1. Lavori in quota e dispositivi di sicurezza 
Per “lavoro in quota” si intende l’attività lavorativa che espone il lavoratore al rischio di caduta da una quota posta ad altezza superiore ai 2 m rispetto ad un piano stabile, come stabilito dall’art. 107 del D.lgs. 81/2008 (vedi qui il testo aggiornato)  (...)

Il D.lgs. 81/2008  indica infatti in dettaglio tutti gli obblighi ascrivibili al datore di lavoro e dispone che, nei casi in cui i lavori temporanei in quota non possano essere eseguiti in condizioni di sicurezza e in condizioni ergonomiche adeguate a partire da un luogo adatto allo scopo, il datore di lavoro ha l’obbligo di scegliere le attrezzature di lavoro più idonee a garantire e mantenere condizioni di lavoro sicure, dando priorità alle misure di protezione collettiva rispetto alle misure di protezione individuale .

(...)  Nel caso in cui non siano state attuate le misure di protezione collettiva, è necessario che i lavoratori utilizzino idonei sistemi di protezione specifici all’uso, conformi alle norme tecniche, quali gli assorbitori di energia, i connettori, i dispositivi di ancoraggio, i cordini, i dispositivi retrattili, le guide o le linee vita flessibili e rigide e/o le imbracature. Tali sistemi di protezione devono essere assicurati alle parti stabili delle opere fisse o provvisionali, direttamente o mediante connettore lungo una guida o linea vita .

Senza voler citare la sterminata giurisprudenza in argomento, è oggi pacifico che l’occasione di lavoro vada riconosciuta ogni qualvolta l’evento dannoso si sia verificato a causa dell’esposizione a un rischio ricollegabile allo svolgimento dell'attività lavorativa in modo diretto o indiretto.
Di talché, sono coperte dall’assicurazione INAIL anche le attività accessorie o strumentali allo svolgimento della prestazione o,comunque, ricollegabili al soddisfacimento di esigenzelavorative(si pensi al riconoscimento dell’infortunio in itinere ovvero di quello avvenuto durante gli spostamenti del lavoratore all’interno dell’azienda durante le pause lavorative) .

Si noti che è pacifico in giurisprudenza come in dottrina il riconoscimento dell’infortunio causato dalla colpa, anche grave, del lavoratore .

  Si legge infatti in  Cass.Pen., sez.

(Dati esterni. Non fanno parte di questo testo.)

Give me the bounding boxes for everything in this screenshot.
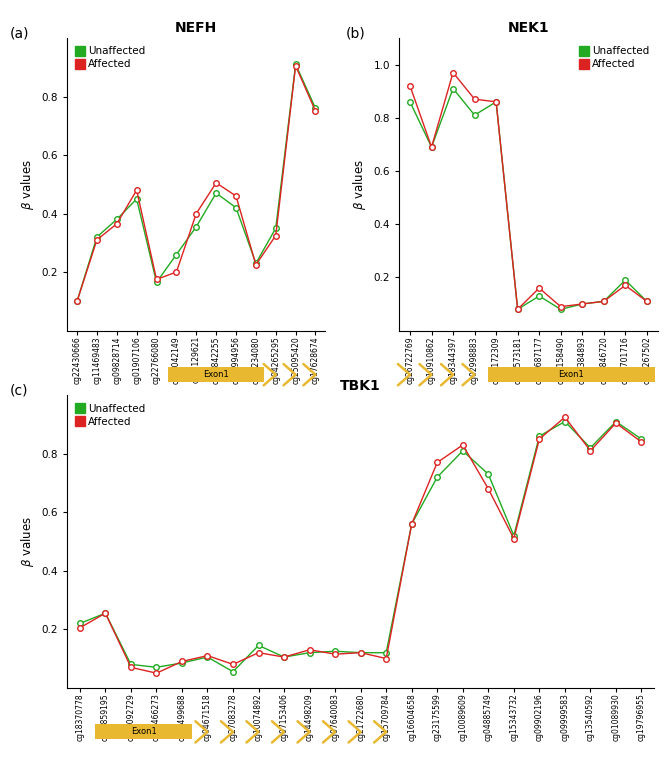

IV, sent. del 30 settembre 2016,  n. 44327 che “la condotta imprudente dell'infortunato non assurge a causa sopravvenuta da sola sufficiente a produrre l'evento quando sia comunque riconducibile all'area di rischio inerente all'attività svolta dal lavoratore e all'omissione di doverose misure antinfortunistiche da parte del datore di lavoro”.

 Circa la ripartizione dell’onere probatorio incombente rispettivamente sul datore di lavoro e sul lavoratore, si rimanda alle recentissime sentenza di legittimità:  Cass.Civ., sez. lav., 9 giugno 2017,  n. 14468 e 26 aprile 2017,  n. 10319.